It seems that parenting these days is tougher than ever before. But is it really? Or are we, parents, just making it that way?
Those questions came about after speaking with another mom at a baseball game. Our boys are on the same team. As the mom was ruminating over the fact of having to make three separate dinners for her three boys, I reflected back to when I had all five of my kids under one roof.
As a single mom, never once did I consider making individually prepared meals. My kids ate what I gave them…no questions asked. Who did I learn that practice from? My own mother. She, herself, had four children to raise. She didn’t have time to be a short-order cook and wasn’t shy in saying so. I regularly heard, “What do you think I am? A short-order cook?” I got the message and appropriate lesson to boot. I know I’m not the only one.

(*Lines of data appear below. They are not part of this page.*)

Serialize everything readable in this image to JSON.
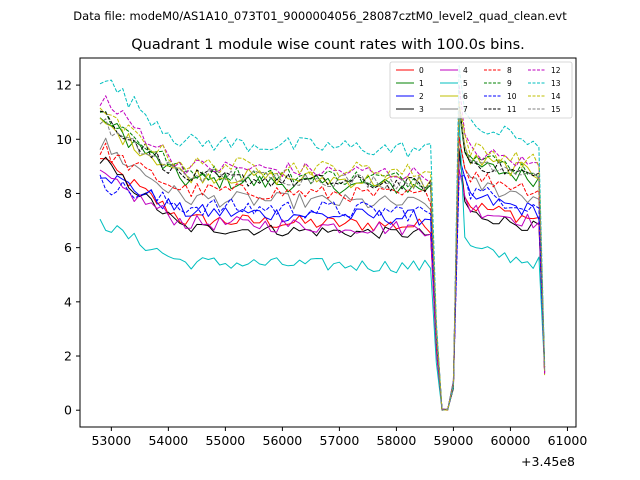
{
  "chart_data": {
    "type": "line",
    "suptitle": "Data file: modeM0/AS1A10_073T01_9000004056_28087cztM0_level2_quad_clean.evt",
    "title": "Quadrant 1 module wise count rates with 100.0s bins.",
    "xlabel": "",
    "ylabel": "",
    "x_offset_label": "+3.45e8",
    "xlim": [
      52450,
      61150
    ],
    "ylim": [
      -0.62,
      13.0
    ],
    "xticks": [
      53000,
      54000,
      55000,
      56000,
      57000,
      58000,
      59000,
      60000,
      61000
    ],
    "xtick_labels": [
      "53000",
      "54000",
      "55000",
      "56000",
      "57000",
      "58000",
      "59000",
      "60000",
      "61000"
    ],
    "yticks": [
      0,
      2,
      4,
      6,
      8,
      10,
      12
    ],
    "ytick_labels": [
      "0",
      "2",
      "4",
      "6",
      "8",
      "10",
      "12"
    ],
    "legend_position": "upper right",
    "legend_columns": 4,
    "x_start": 52800,
    "x_step": 100,
    "gap_segments": [
      {
        "start": 58700,
        "end": 59150
      },
      {
        "start": 60550,
        "end": 60650
      }
    ],
    "series": [
      {
        "name": "0",
        "color": "#ff0000",
        "dash": "solid",
        "level": 7.1,
        "start": 9.2,
        "noise": 0.28,
        "drop": 0.3
      },
      {
        "name": "1",
        "color": "#008000",
        "dash": "solid",
        "level": 8.6,
        "start": 10.8,
        "noise": 0.32,
        "drop": 0.4
      },
      {
        "name": "2",
        "color": "#0000ff",
        "dash": "solid",
        "level": 7.4,
        "start": 8.8,
        "noise": 0.3,
        "drop": 0.3
      },
      {
        "name": "3",
        "color": "#000000",
        "dash": "solid",
        "level": 6.8,
        "start": 9.2,
        "noise": 0.22,
        "drop": 0.3
      },
      {
        "name": "4",
        "color": "#bf00bf",
        "dash": "solid",
        "level": 7.0,
        "start": 8.6,
        "noise": 0.28,
        "drop": 0.3
      },
      {
        "name": "5",
        "color": "#00bfbf",
        "dash": "solid",
        "level": 5.5,
        "start": 6.9,
        "noise": 0.25,
        "drop": 0.2
      },
      {
        "name": "6",
        "color": "#bfbf00",
        "dash": "solid",
        "level": 8.8,
        "start": 10.6,
        "noise": 0.3,
        "drop": 0.4
      },
      {
        "name": "7",
        "color": "#808080",
        "dash": "solid",
        "level": 7.9,
        "start": 9.8,
        "noise": 0.3,
        "drop": 0.3
      },
      {
        "name": "8",
        "color": "#ff0000",
        "dash": "dashed",
        "level": 8.2,
        "start": 9.6,
        "noise": 0.3,
        "drop": 0.3
      },
      {
        "name": "9",
        "color": "#008000",
        "dash": "dashed",
        "level": 8.9,
        "start": 11.0,
        "noise": 0.3,
        "drop": 0.4
      },
      {
        "name": "10",
        "color": "#0000ff",
        "dash": "dashed",
        "level": 7.6,
        "start": 8.4,
        "noise": 0.35,
        "drop": 0.3
      },
      {
        "name": "11",
        "color": "#000000",
        "dash": "dashed",
        "level": 8.7,
        "start": 10.9,
        "noise": 0.28,
        "drop": 0.4
      },
      {
        "name": "12",
        "color": "#bf00bf",
        "dash": "dashed",
        "level": 9.1,
        "start": 11.5,
        "noise": 0.3,
        "drop": 0.4
      },
      {
        "name": "13",
        "color": "#00bfbf",
        "dash": "dashed",
        "level": 10.0,
        "start": 12.3,
        "noise": 0.32,
        "drop": 0.4
      },
      {
        "name": "14",
        "color": "#bfbf00",
        "dash": "dashed",
        "level": 9.2,
        "start": 10.9,
        "noise": 0.3,
        "drop": 0.4
      },
      {
        "name": "15",
        "color": "#808080",
        "dash": "dashed",
        "level": 8.8,
        "start": 10.5,
        "noise": 0.28,
        "drop": 0.4
      }
    ]
  }
}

That’s how it was back then, and I can’t help but contemplate the value of our parents’ madness. I think today’s parents could benefit from adopting a number of phrases our parents used to toss around without a second thought. Sometimes, old ways are the better ways. Establishing more stringent limits is a means of love while maintaining sanity. Below are a few tidbits our parents used to say. You might want to reintroduce them into your own families’ lives:
1. “I’m not your best friend. I’m your mother.” – My mother never set out to become my best friend. She already had one, my father. She wasn’t about to trade the respect she believed she deserved from me to become buddy-buddy. Even today, she still isn’t my best friend. But I love her to death and chat with her every week;
2. “You don’t get paid to do family work.” – That comment usually followed me asking for an allowance. It was interchangeable with “Money doesn’t grow on trees.” My mother taught me team work, the value of a dollar, and going ‘above and beyond’ the call of duty through the use of this phrase;
3. “I went to school already.” – And she was right. She did. My mom wasn’t about to do my homework for me. She taught me resourcefulness, communication, and how to handle my own problems as a result;
4. “Go play in your room (or outside).” – My mother made it clear that she was not my entertainment squad. She, guiltlessly, taught me to be comfortable being alone as well as how to entertain myself;
5. “I don’t have to explain. I’m your mother.” – Not only did this statement clearly establish the chain of command but it also provided an enormous amount of security and eliminated negotiation of any sort. My mother would have never negotiated with me to exhaustion like so many parents do with their kids today;
6. “There’s the door.” – My mother never felt the need to seek my approval. Nor did she shy away from disciplining me. She taught me gratitude as well. I promise you, every time I packed my Barbie suitcase and ran away, I came back more appreciative of my warm bed than ever before;
7. “Just think.” – I usually heard this suggestion when I could not fall asleep at night because I was wound up. My mother taught me how to manage myself in these instances and many others. Spending time in the dark thinking never goes to waste;
8. “Who said you had to be happy all the time?” – My mother instilled in me realistic expectations when it came to being human as well as showed me the value and place for all emotions, thoughts, etc. I believe kids really need more of this today;
9. “Did you forget something?” – Whether I failed to say “good-morning” to her as I came down the stairs or hung up the phone without saying “good-bye,” I learned that manners were not optional in my life or society…ever;
10. “Did you kiss your dad good-night?” – Meant, remember what is important and keep that first place. It also signified just how much my parents loved me.
So there you have it, ten phrases to adopt if you so choose. Each one will undoubtedly decrease your parenting stress level and benefit your kids enormously.